Four Ways to Embroider Text

Rumi Wisdom
When I taught my first beginning embroidery class a few years ago, one of the first questions I was asked was how to embroider text. It is such a good skill to have so I made sure the design I made for my next class included text. As you can see, it was a spiral with text underneath. I enjoyed the format of the design so much that I have continued designing spirals with interesting quotes. It also has led me to try out different methods of embroidering text. I'll discuss the three I've used, each one giving a little bit different effect and another that is quite common but not on my spiral designs.

Back Stitch Letters
When I designed Rumi Wisdom I knew I wanted to use back stitch because this was going to be used to teach beginning embroidery stitches. It is an easy enough stitch that covers lines very well and works up pretty quickly. A drawback is the letters end up looking a little blocky. If you want smooth curves, this might not be the best stitch to use. 

Emerson Winter

The second spiral design, Emerson Winter, has letters that are a little more stylized with small curves at the ends of some of the letters. I knew that using a back stitch wouldn't give me the look I wanted, so this time I used couching. If you've not done any couching you might find it awkward at first because you have to manage two threads in two needles but after a little practice it is easy.
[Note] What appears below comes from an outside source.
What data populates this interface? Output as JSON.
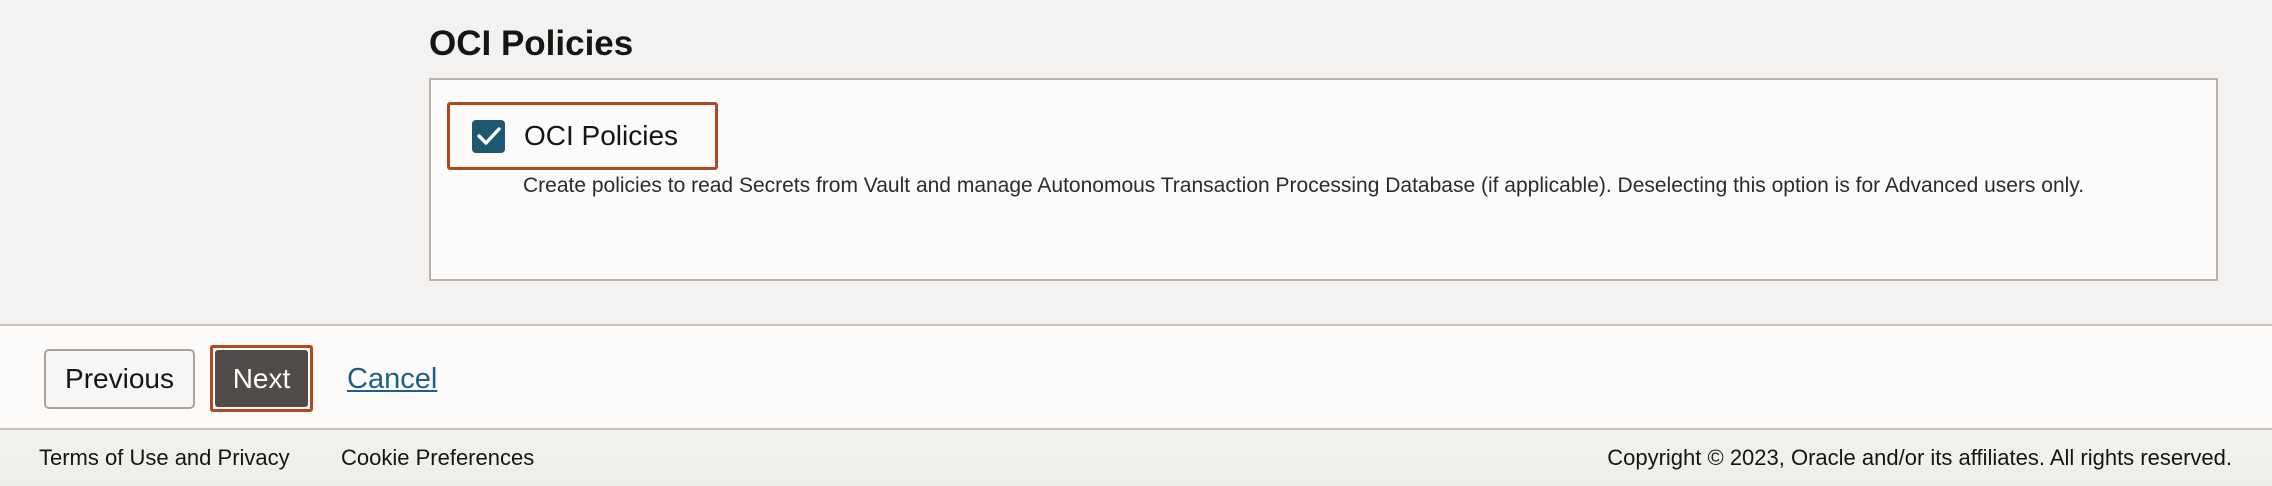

Basically one thread is placed over the line you want it to cover (called the laid stitch) and with the second needle and thread (referred to as the working thread) it is tacked down with tiny stitches. In the case of Emerson Winter I used embroidery floss, but this method allows you to use laid thread that is difficult to stitch with (metallic, thick, fuzzy or loopy threads) because it isn't going in and out of the fabric with every stitch. Couching allows you to get all the loops in the letters you could ever want. 

Couched Letters

Grateful Heart
The next design I created, Grateful Heart, used a different treatment. These letters also have a lot of loops and serifs but I wanted them to stand out more and so I first stitched them all using stem stitch. If you've stitched many curves with stem stitch you know the thread sometimes has a tendency to fall over on itself and the curves aren't very well defined. To keep the definition of the letters I then stitched a satin stitch over the stem stitch. So, essentially, the stem stitch acts as a padding. Although this is fairly time consuming, it creates a really lovely raised letter and I would do it again in a minute.

Working Satin Stitch Over Stem Stitch

All of the lettering in these projects is pretty linear but another method of covering letters that have larger areas to be filled is satin stitch. This is often seen on vintage linens that have monograms. to see some fine examples of satin stitch monograms go here. Mary Corbet's Needle n Thread has a fine list of amazing examples.
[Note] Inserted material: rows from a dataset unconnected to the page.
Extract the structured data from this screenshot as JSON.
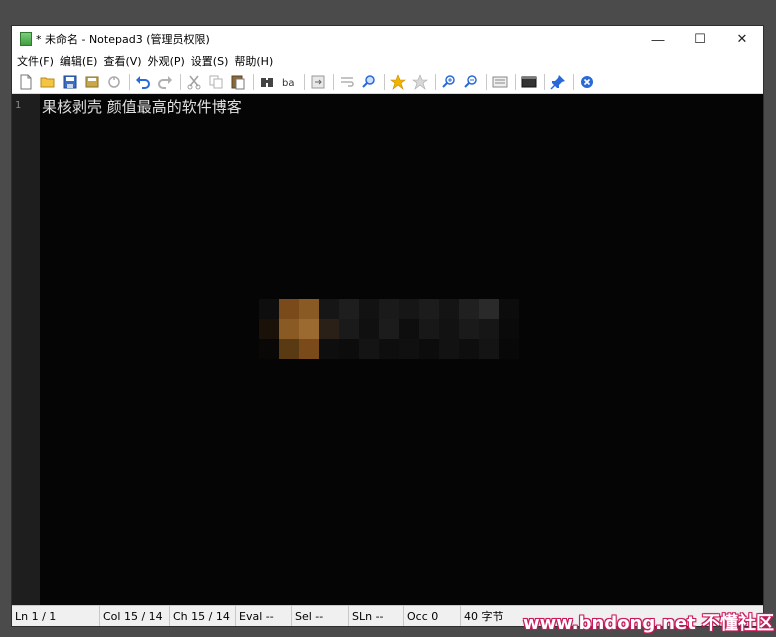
{
  "window": {
    "title": "* 未命名 - Notepad3  (管理员权限)",
    "controls": {
      "minimize": "—",
      "maximize": "☐",
      "close": "✕"
    }
  },
  "menu": [
    {
      "label": "文件(F)"
    },
    {
      "label": "编辑(E)"
    },
    {
      "label": "查看(V)"
    },
    {
      "label": "外观(P)"
    },
    {
      "label": "设置(S)"
    },
    {
      "label": "帮助(H)"
    }
  ],
  "toolbar": {
    "icons": [
      "new-file-icon",
      "open-folder-icon",
      "save-icon",
      "save-as-icon",
      "revert-icon",
      "undo-icon",
      "redo-icon",
      "cut-icon",
      "copy-icon",
      "paste-icon",
      "find-icon",
      "replace-icon",
      "goto-icon",
      "wordwrap-icon",
      "zoom-text-icon",
      "favorites-icon",
      "add-favorite-icon",
      "zoom-in-icon",
      "zoom-out-icon",
      "view-scheme-icon",
      "terminal-icon",
      "pin-icon",
      "exit-icon"
    ]
  },
  "editor": {
    "line_numbers": [
      "1"
    ],
    "lines": [
      "果核剥壳 颜值最高的软件博客"
    ],
    "background": "#050505",
    "text_color": "#e0e0e0"
  },
  "statusbar": {
    "ln": "Ln  1 / 1",
    "col": "Col  15 / 14",
    "ch": "Ch  15 / 14",
    "eval": "Eval  --",
    "sel": "Sel  --",
    "sln": "SLn  --",
    "occ": "Occ  0",
    "bytes": "40 字节"
  },
  "watermark": "www.bndong.net 不懂社区",
  "colors": {
    "accent_star": "#f2b400",
    "undo_blue": "#2a6ad8",
    "watermark_pink": "#c8195a"
  }
}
In addition, here are links to Mary's videos that give excellent instructions for creating the stitches that were discussed. 

Happy Stitching!


Createology said...

I am visiting from Mary Anne of Magpie's Mumblings and I am enchanted by your spiral stitchings. I shall be visiting again. Creative Stitchery Bliss...<3

Magpie's Mumblings said...

Great hints Susan! I have never tried satin stitch over stem stitch and will definitely file that idea away for future reference.